Warm up with one solved problem before the call. Something you have done before. You want pattern-matching active, not your brain doing cold-start calculations on a live call.

Log in five minutes early. Have the Chime link open. Connection issues happen, and spare time buys composure. Nothing like a three-minute "can you hear me now?" loop to drain whatever calm you had going in.

In the first two minutes of the coding segment: read the problem twice, ask one clarifying question, state your initial approach out loud. Then start typing.

What Trips Up Strong Engineers

Jumping to the optimal solution without narrating. Explaining a brute force, then optimizing aloud, generates more interviewer signal than silently writing a clean solution. The reasoning process is the evidence. Skipping it to look fast is a self-own.

Over-preparing for hard problems. The phone screen is almost always medium difficulty. Two weeks of hard problems before a phone screen is the wrong use of time. You are not being tested on your ability to crack a novel graph problem in 30 minutes. You are being tested on whether you can demonstrate a working process on a recognizable pattern.
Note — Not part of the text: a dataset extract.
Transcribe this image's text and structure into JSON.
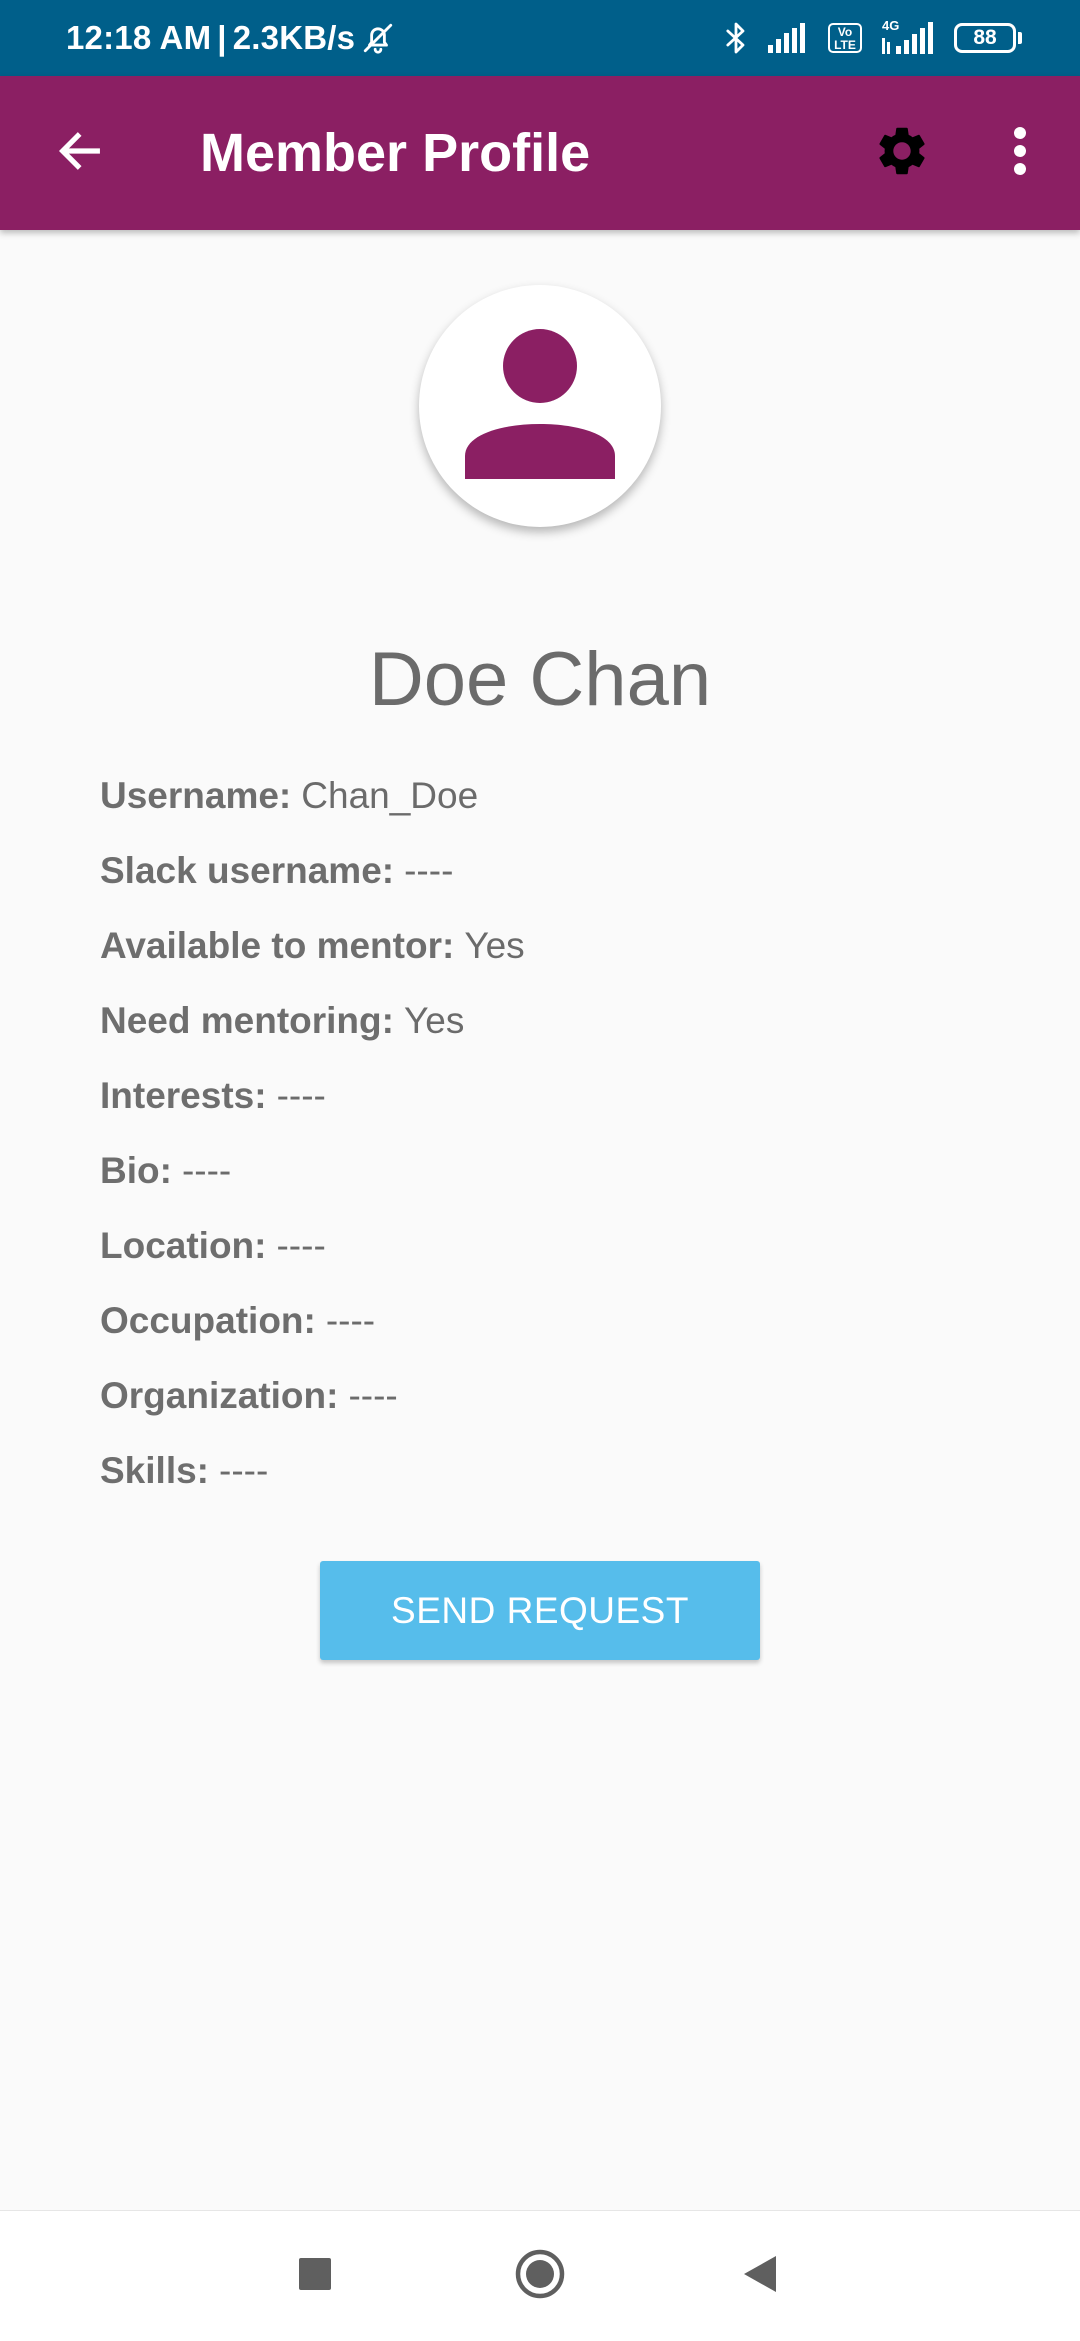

Generic LP stories. "I always put the customer first" is not a story. "I pushed back on a feature that reduced support ticket volume but confused new users, and made the case with a two-week retention comparison from a cohort analysis" is a story. The difference is specificity. Specificity is what fills the LP buckets.

Going silent when stuck. If you are blocked, name the block. "I am trying to figure out whether I need this partition to be stable" is signal the interviewer can document. Silence for 45 seconds is a red flag on both the technical and communication dimensions simultaneously. See Technical Interview Communication for the habit that prevents this.